For convenience, we use the same notation before, note: \ (P ^ {\ AST} = \ inf_ {X \ in D (F, H)} F_ {0} \) , \ (G (\ tilde are {\ } the lambda, \ {tilde are \ NU}) = \ {inf_ X \ D} in L (X, \ the lambda, \ NU) \) .
Now fixed \ (\ the lambda = \ tilde are {\ the lambda} \) , \ (\ NU = \ tilde are {\ NU} \) , since \ (\ tilde are {\ lambda_ {I}} \ GEQ 0 \) , \ ( h_ {i} \) is an affine function, easy to know \ (L (x, \ tilde {\ lambda}, \ tilde {\ nu}) \) is about \ (X \) is a convex function, all time \ (\ nabla_ {x} L ( \ tilde {x}, \ tilde {\ lambda}, \ tilde {\ nu}) = 0 \) ensures \ (L (x, \ tilde {\ lambda}, \ tilde { \ nu}) \) at (x = \ tilde {x} \) \ in addition to a minimum value, so this time, for any \ (X \ in D \) , we have:
\ begin {split} L (x , \ tilde {\ lambda}, \ tilde {\ nu}) & \ geq L (\ tilde {x}, \ tilde {\ lambda}, \ tilde {\ nu}) \ newline & = f_ {0} (\ tilde {x}) \ end {split}
noted by the KKT conditions, the equal sign in the above formula is clearly established.
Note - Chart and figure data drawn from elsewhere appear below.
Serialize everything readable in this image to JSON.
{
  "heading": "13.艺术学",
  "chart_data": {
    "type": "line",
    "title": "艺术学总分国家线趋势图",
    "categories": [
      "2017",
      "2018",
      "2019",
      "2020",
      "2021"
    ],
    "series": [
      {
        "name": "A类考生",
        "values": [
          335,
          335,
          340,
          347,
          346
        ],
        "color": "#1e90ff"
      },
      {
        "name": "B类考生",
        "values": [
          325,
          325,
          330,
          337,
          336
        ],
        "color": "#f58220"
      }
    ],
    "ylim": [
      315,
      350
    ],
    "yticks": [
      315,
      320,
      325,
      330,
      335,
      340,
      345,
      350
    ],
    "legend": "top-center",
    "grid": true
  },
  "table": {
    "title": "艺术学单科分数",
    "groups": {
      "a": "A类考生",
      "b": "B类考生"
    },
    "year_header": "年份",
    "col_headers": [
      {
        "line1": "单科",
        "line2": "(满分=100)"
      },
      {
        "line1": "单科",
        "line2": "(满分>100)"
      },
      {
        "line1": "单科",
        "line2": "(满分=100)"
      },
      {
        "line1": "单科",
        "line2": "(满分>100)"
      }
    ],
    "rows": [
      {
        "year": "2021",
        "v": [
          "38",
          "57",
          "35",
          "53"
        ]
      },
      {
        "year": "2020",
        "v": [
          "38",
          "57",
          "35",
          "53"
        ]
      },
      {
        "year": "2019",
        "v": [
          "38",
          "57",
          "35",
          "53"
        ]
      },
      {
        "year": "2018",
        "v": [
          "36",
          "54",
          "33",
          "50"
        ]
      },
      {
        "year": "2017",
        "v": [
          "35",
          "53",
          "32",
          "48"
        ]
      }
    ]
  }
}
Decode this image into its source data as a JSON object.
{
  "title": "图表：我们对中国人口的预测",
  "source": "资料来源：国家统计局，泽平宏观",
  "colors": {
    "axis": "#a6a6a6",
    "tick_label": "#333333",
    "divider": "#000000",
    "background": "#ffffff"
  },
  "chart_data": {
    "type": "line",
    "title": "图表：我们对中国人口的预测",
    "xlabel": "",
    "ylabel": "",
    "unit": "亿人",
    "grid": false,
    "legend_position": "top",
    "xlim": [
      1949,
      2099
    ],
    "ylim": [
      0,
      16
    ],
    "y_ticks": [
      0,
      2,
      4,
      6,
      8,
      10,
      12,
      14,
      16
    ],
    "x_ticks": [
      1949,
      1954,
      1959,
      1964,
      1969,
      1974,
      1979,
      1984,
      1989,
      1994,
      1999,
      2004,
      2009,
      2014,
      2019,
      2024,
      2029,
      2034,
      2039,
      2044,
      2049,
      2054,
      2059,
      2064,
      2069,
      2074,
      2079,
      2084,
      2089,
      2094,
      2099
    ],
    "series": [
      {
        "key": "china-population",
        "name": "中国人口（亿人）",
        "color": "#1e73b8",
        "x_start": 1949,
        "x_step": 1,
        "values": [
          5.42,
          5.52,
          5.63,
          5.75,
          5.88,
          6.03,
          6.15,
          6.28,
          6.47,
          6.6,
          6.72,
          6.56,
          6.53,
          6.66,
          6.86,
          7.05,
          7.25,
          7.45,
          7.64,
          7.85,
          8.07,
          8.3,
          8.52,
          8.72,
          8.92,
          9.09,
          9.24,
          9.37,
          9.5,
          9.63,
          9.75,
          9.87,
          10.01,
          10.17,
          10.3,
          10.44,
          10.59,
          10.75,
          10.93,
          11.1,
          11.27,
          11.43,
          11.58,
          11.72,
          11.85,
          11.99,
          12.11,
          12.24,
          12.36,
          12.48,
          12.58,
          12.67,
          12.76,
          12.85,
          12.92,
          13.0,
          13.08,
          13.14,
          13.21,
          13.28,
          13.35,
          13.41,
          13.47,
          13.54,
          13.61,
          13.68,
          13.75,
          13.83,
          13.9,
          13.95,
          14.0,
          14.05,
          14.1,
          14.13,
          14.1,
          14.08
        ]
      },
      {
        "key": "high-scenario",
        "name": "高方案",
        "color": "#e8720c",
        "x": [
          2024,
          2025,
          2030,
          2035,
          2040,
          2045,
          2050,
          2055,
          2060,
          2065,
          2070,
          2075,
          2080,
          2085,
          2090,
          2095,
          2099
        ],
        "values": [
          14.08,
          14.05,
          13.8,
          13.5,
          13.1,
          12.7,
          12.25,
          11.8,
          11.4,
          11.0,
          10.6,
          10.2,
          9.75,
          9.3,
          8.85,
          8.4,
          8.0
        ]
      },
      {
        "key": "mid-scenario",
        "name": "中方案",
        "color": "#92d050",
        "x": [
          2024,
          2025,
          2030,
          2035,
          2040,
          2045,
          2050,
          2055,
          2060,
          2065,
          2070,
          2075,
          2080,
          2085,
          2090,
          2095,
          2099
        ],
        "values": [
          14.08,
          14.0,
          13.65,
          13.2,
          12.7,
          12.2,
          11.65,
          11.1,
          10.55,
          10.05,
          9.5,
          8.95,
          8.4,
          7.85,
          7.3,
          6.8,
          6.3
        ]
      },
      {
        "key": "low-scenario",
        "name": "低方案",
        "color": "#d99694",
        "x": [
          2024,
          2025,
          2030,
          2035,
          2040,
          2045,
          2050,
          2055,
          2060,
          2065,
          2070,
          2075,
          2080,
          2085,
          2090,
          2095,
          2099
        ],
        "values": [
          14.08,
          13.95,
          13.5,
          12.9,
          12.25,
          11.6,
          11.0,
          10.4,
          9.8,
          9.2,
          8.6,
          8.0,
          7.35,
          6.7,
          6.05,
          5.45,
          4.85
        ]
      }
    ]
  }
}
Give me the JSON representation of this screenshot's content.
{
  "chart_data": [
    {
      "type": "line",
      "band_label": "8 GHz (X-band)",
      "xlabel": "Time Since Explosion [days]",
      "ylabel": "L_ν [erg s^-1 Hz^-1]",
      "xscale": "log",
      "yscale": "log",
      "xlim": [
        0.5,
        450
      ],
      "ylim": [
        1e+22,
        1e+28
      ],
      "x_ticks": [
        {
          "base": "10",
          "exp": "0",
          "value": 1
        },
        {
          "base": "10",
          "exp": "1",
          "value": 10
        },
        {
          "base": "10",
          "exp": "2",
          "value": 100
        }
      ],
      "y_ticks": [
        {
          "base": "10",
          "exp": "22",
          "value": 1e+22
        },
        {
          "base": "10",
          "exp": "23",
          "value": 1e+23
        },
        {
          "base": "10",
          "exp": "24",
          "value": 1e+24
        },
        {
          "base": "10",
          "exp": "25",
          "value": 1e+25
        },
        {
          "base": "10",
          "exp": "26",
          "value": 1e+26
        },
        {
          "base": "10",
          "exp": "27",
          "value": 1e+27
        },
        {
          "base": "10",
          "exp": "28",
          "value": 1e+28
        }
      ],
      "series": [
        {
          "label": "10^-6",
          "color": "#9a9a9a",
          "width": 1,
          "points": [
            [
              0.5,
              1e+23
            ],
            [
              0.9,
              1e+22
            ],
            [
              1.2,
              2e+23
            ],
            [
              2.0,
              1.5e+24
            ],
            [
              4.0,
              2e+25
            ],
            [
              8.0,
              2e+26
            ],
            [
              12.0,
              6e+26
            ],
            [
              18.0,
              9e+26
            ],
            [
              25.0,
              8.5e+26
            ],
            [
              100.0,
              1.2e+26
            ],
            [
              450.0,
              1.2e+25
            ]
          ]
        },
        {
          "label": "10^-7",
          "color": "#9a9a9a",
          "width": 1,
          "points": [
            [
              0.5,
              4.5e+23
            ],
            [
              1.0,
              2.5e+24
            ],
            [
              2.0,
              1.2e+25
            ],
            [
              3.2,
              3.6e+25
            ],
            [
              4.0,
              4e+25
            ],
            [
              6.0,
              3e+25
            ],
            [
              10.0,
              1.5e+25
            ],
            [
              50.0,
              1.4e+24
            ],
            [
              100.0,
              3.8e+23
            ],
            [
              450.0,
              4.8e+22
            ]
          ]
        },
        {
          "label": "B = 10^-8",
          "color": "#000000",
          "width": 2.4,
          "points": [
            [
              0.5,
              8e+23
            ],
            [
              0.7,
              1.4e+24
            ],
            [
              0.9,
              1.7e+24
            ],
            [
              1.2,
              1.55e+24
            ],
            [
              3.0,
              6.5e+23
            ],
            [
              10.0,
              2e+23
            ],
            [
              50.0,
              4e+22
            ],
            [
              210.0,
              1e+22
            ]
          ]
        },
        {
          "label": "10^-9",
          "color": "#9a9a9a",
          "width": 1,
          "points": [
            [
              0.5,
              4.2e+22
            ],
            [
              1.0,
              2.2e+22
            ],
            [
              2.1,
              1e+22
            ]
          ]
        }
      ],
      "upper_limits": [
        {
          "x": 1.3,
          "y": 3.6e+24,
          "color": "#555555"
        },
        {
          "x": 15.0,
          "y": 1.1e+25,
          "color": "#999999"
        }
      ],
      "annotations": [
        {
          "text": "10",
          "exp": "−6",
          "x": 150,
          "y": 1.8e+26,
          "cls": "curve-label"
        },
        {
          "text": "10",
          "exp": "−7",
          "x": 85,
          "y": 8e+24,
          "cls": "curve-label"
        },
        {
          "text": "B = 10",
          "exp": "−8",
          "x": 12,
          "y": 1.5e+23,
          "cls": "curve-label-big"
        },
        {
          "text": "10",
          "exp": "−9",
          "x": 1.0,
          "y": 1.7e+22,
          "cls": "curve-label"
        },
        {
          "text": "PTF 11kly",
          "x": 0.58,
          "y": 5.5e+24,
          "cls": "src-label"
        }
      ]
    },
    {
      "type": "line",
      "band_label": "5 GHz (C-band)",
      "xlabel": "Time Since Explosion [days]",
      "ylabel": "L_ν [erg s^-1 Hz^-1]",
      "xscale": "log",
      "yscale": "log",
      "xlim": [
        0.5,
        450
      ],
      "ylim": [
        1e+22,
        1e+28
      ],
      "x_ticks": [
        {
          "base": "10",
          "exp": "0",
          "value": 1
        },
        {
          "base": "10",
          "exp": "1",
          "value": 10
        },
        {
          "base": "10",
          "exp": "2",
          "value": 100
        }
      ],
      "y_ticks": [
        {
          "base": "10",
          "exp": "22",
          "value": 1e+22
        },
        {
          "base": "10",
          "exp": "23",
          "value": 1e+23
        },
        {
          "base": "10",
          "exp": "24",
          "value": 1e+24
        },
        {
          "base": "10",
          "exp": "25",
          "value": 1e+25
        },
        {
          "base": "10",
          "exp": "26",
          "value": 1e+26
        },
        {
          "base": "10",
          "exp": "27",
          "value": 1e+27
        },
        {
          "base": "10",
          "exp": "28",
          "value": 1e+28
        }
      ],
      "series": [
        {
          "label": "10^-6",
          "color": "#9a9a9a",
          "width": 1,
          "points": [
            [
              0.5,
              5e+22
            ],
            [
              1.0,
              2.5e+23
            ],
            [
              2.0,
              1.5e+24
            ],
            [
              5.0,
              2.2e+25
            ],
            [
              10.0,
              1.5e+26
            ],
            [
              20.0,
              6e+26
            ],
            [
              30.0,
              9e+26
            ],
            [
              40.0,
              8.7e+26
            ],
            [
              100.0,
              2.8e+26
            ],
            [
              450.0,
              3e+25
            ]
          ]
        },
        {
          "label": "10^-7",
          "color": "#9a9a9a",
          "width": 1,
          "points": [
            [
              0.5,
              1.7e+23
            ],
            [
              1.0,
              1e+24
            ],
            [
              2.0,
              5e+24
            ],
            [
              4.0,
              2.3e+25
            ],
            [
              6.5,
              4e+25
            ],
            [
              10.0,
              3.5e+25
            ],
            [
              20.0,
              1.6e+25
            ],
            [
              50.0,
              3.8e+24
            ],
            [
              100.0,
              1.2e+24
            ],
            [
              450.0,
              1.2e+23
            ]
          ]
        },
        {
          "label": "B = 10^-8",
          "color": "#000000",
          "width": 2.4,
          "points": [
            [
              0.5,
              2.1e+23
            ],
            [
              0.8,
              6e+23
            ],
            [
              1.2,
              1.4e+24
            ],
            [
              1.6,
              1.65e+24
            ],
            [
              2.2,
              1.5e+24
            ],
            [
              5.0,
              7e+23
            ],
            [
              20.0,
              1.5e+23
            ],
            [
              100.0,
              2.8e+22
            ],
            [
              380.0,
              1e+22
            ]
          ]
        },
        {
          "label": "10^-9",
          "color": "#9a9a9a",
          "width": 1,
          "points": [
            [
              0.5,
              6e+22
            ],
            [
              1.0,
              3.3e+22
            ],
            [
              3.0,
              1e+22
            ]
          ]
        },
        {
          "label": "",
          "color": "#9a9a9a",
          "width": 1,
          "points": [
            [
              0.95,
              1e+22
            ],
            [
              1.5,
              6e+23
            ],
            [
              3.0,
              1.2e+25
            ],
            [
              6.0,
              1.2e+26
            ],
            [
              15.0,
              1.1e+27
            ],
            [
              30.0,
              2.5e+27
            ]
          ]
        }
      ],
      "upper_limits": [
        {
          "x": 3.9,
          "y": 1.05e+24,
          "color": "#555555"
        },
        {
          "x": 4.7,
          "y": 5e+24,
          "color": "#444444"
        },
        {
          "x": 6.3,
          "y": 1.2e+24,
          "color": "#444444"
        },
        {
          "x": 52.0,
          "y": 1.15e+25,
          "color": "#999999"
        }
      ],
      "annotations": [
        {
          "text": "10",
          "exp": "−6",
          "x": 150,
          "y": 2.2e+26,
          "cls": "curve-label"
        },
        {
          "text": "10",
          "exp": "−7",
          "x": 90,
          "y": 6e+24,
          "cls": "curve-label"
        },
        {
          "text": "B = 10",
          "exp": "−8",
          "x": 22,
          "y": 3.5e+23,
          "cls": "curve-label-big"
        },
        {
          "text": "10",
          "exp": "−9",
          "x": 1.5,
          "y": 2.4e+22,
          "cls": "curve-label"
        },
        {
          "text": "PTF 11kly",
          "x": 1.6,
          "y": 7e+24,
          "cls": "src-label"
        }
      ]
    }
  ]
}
This time on both sides of the equation removed supremum of \ (the X-\ in D \) , we naturally are:
\ [G (\ {tilde are \ the lambda}, \ {tilde are \ NU}) \ {0} GEQ F_ (\ tilde are {X}) \ P ^ {GEQ \ AST} \] , but we note that \ (G ( \ {tilde are \ the lambda}, \ {tilde are \ NU}) \ P ^ {GEQ \ AST} \) , the formula can be seen two equal sign are true, the proposition have proved.